Als die Band fertig gespielt hat, laufen über die Anlage auf einem Video-Screen noch ein paar Rausschmeißer. Darunter ein eingängliches Lied von Ariel Camacho und seinen Plebejern von der Ranch (y Los Plebes del Rancho).

In „Entre Platicas y Dudas“ („Zwischen Gerede und Zweifel“) singt Camacho, der 2015 mit 22 Jahren bei einem Autounfall starb, belgeitet von einer Riesen-Tuba eine Ballade über „Narcos“, mexikanische Drogen-Gangster. Camacho singt bewundernd über einen: „Er ist von reinem Silber, ein Sohn vom Land, ein Mann, der Geschichte geschrieben hat und den Feinde und Regierung stets respektieren.“

Eine Bekannte sagt mir dazu später: „Die Kinder wollen Narcos werden, weil sie über sie hören, als seien sie die Könige von Mexiko. Und das, mein Freund, ist so schlecht auf zu vielen verschiedenen Ebenen.“

Als ich am Morgen danach die örtliche Zeitung „Por Esto!“ – „Deshalb!“ lese, sind die ersten acht Seiten mehreren Morden durch „Sicarios“ (Auftragsmörder) gewidmet, die in den letzten Tagen in der Gegend um Cancun geschahen. Fast alle haben mit dem Drogenkrieg zu tun. Das Cártel de Jalisco Nueva Generación versucht mit aller Gewalt in den Markt zu drängen und hinterlässt an den Tatorten seine CJNG-Initalen mit Sprühdosen. Das Kartell gilt als eines der am schnellsten wachsenden in Mexiko – und als eines der Brutalsten.

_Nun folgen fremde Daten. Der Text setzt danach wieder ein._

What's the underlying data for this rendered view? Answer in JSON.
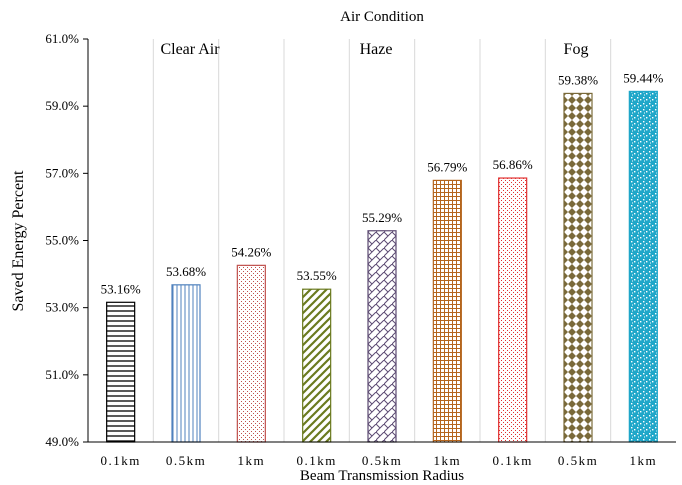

Unter den Toten sind einige Frauen und viele Taxifahrer. Manche von ihnen verkaufen ihren Fahrgästen auch Drogen, das passt den Kartellen nicht. Auf einer ganzen Seite verabschiedet sich in „Por Esto!“ ein Konkurrenzblatt mit einem Brief des Chefredakteurs aus dem Geschäft. Die gedruckte Zeitung wird eingestellt, heißt es da. „Wir konnten unsere Arbeit nicht mehr weitermachen. Die Regierung kann uns nicht schützen“, schreibt der Redakteur.

Die Marine kommt

Um die Lage in den Griff zu bekommen, patroullieren in den folgenden Tagen dann Marinesoldaten mit schweren Waffen durch die Straßen des Karibik-Ortes Playa del Carmen. Die örtliche Polizei ist von Korruption zu schwer zerfressen und macht nichts gegen die Narcos. Man hofft wohl, dass wenigstens die Soldaten noch ehrliche Häute haben.

Ich mache dann noch ein paar Touristen-Sachen. Ich rase mit einem Roller um die vor Playa del Carmen liegende Insel Cozumel. Am Südende gibt es keinen Strom, aber eine Reggae-Bar mit batteriegetriebener Jamaika-Musik. Ich schwimme in einer „Cenote“, in einem von einem Meteoritensplitter geschaffenen, glasklaren Teich, der unterirdisch über 300 Kilometer mit weiteren solchen Teichen und dem Meer verbunden ist. Ich besuche die Maya-Steinbauten von Tulum, wo die Ureinwohner vor Ankunft der Spanier ihre Wind- und Sonnentempel erschafften.

Die Maya-Chefs bauten sich auch eine Mauer, mit der sie sich die Bauern, die in erbärmlichen Behausungen Frondienste leisteten, vom Hals hielten. Sie hingegen lebten von ihren Waffen und äußerster Brutalität. Ein bisschen wie die Narcos.